There was no immediate response from the biggest and wealthiest teams, who have expressed concern in recent months about where the sport is heading.
"The teams have to digest the proposals that we've made," said Formula One's managing director of motorsport Ross Brawn, a former Ferrari technical director and former Mercedes team principal.
"I think they were all accepted in good spirit. There's no doubt there will be different opinions. I think everyone, all the teams, is pleased to see the landscape laid out completely on some key elements."
The meetings were held just hours ahead of the opening free practice session for this weekend's Bahrain Grand Prix, which was topped by Red Bull's Daniel Ricciardo (1:31.060).
The long-awaited statement covered five key areas: Control of budgets and revenues, a new structure for governance, sporting and technical rules, engines and overall costs. They are due to be introduced from 2021.

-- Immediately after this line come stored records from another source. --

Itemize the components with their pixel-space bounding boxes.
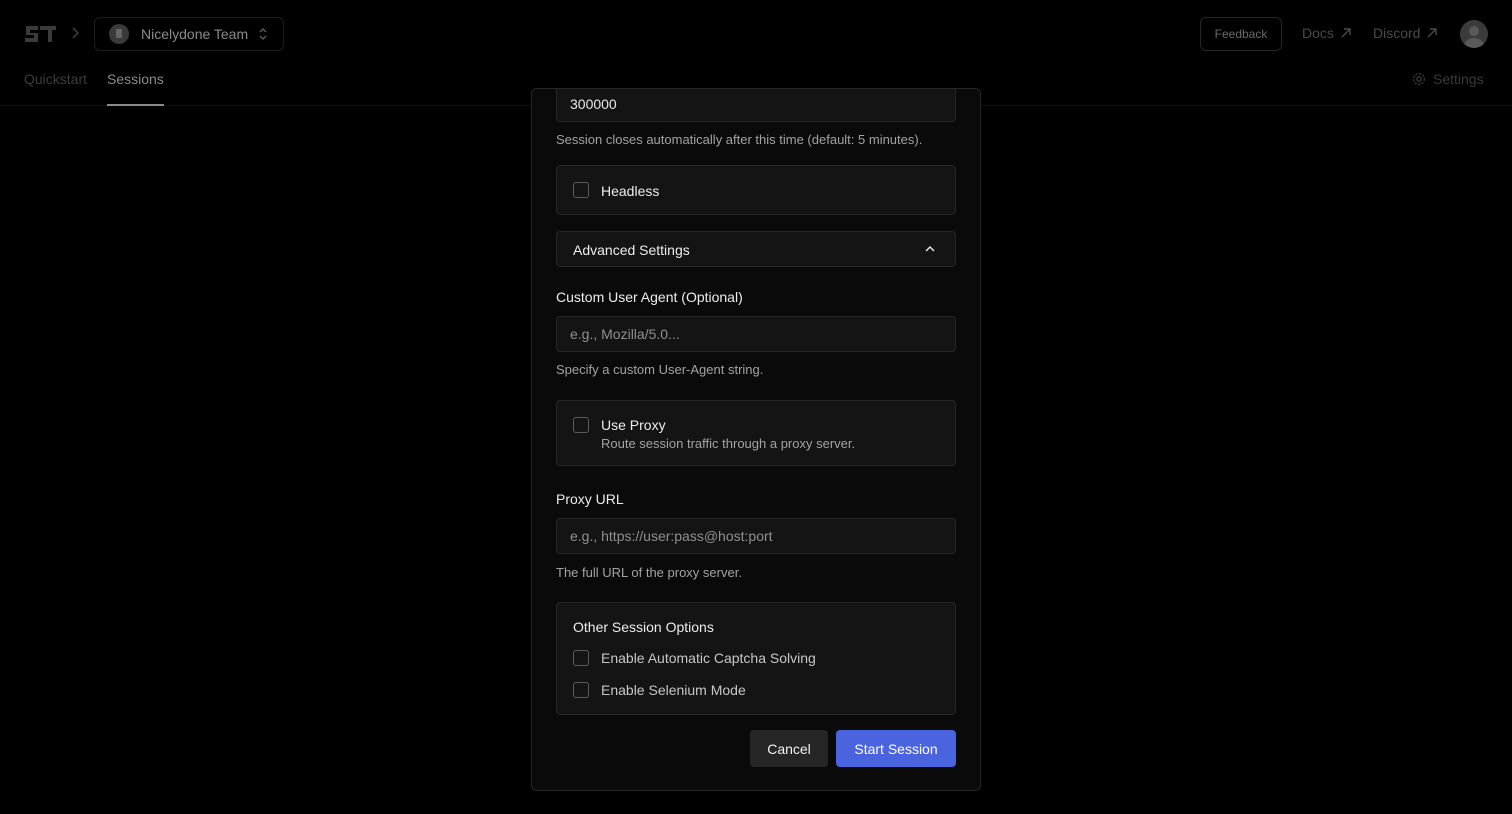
settings-label: Settings bbox=[1433, 71, 1484, 87]
gear-icon bbox=[1412, 72, 1426, 86]
feedback-button[interactable]: Feedback bbox=[1200, 17, 1282, 51]
captcha-checkbox[interactable] bbox=[573, 650, 589, 666]
proxy-url-input[interactable]: e.g., https://user:pass@host:port bbox=[556, 518, 956, 554]
tab-sessions[interactable]: Sessions bbox=[107, 71, 164, 106]
user-avatar[interactable] bbox=[1460, 20, 1488, 48]
headless-checkbox[interactable] bbox=[573, 182, 589, 198]
docs-link[interactable]: Docs bbox=[1302, 25, 1352, 41]
top-navigation: Nicelydone Team Feedback Docs Discord bbox=[0, 0, 1512, 68]
use-proxy-card[interactable]: Use Proxy Route session traffic through … bbox=[556, 400, 956, 466]
settings-link[interactable]: Settings bbox=[1412, 71, 1484, 87]
selenium-option-label: Enable Selenium Mode bbox=[601, 682, 746, 698]
cancel-button[interactable]: Cancel bbox=[750, 730, 828, 767]
docs-link-label: Docs bbox=[1302, 25, 1334, 41]
other-session-options-card: Other Session Options Enable Automatic C… bbox=[556, 602, 956, 715]
tab-quickstart[interactable]: Quickstart bbox=[24, 71, 87, 106]
start-session-modal: 300000 Session closes automatically afte… bbox=[531, 88, 981, 791]
discord-link-label: Discord bbox=[1373, 25, 1421, 41]
external-arrow-icon bbox=[1427, 28, 1438, 38]
proxy-url-placeholder: e.g., https://user:pass@host:port bbox=[570, 528, 773, 544]
user-agent-input[interactable]: e.g., Mozilla/5.0... bbox=[556, 316, 956, 352]
team-name: Nicelydone Team bbox=[141, 26, 249, 42]
proxy-url-hint: The full URL of the proxy server. bbox=[556, 565, 742, 580]
start-session-button[interactable]: Start Session bbox=[836, 730, 956, 767]
timeout-hint: Session closes automatically after this … bbox=[556, 132, 923, 147]
use-proxy-label: Use Proxy bbox=[601, 417, 666, 433]
user-agent-hint: Specify a custom User-Agent string. bbox=[556, 362, 764, 377]
user-agent-placeholder: e.g., Mozilla/5.0... bbox=[570, 326, 680, 342]
advanced-settings-label: Advanced Settings bbox=[573, 242, 690, 258]
timeout-input[interactable]: 300000 bbox=[556, 89, 956, 122]
other-options-title: Other Session Options bbox=[573, 619, 714, 635]
chevron-up-icon bbox=[925, 245, 935, 252]
user-agent-label: Custom User Agent (Optional) bbox=[556, 289, 743, 305]
advanced-settings-toggle[interactable]: Advanced Settings bbox=[556, 231, 956, 267]
captcha-option-label: Enable Automatic Captcha Solving bbox=[601, 650, 816, 666]
external-arrow-icon bbox=[1341, 28, 1351, 38]
timeout-value: 300000 bbox=[570, 96, 617, 112]
headless-label: Headless bbox=[601, 183, 660, 199]
team-avatar bbox=[109, 24, 129, 44]
use-proxy-description: Route session traffic through a proxy se… bbox=[601, 436, 856, 451]
breadcrumb-chevron-icon bbox=[72, 27, 80, 39]
headless-option-card[interactable]: Headless bbox=[556, 165, 956, 215]
discord-link[interactable]: Discord bbox=[1373, 25, 1438, 41]
use-proxy-checkbox[interactable] bbox=[573, 417, 589, 433]
team-switcher[interactable]: Nicelydone Team bbox=[94, 17, 284, 51]
logo-icon bbox=[25, 26, 56, 42]
proxy-url-label: Proxy URL bbox=[556, 491, 624, 507]
selenium-checkbox[interactable] bbox=[573, 682, 589, 698]
chevron-up-down-icon bbox=[259, 28, 267, 40]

The cost cap is designed to put the onus on wise spending rather than cuts, together with streamlining other areas of the organisation, with the aim of making the sport more "fan-centred".
It gave no details, however, with media reports talking of a US$150 million (S$197 million) annual figure which would be above what many teams spend but well below that of the biggest manufacturers' budgets.
Force India's chief operating officer Otmar Szafnauer said his team were pleased with the proposals presented by Liberty Media, who took over in January last year.
"It was a presentation and we all listened and there wasn't much interaction," he said. "My opinion is it's going in the right direction."
Formula One said future revenue distribution must be "more balanced, based on meritocracy of the current performance and reward success for the teams and the commercial rights holder".
"We are driven by one desire - to create the world's leading sporting brand," said Formula One chief executive Chase Carey. "Fan-centred, commercially successful, profitable for our teams and with technological innovation at its heart."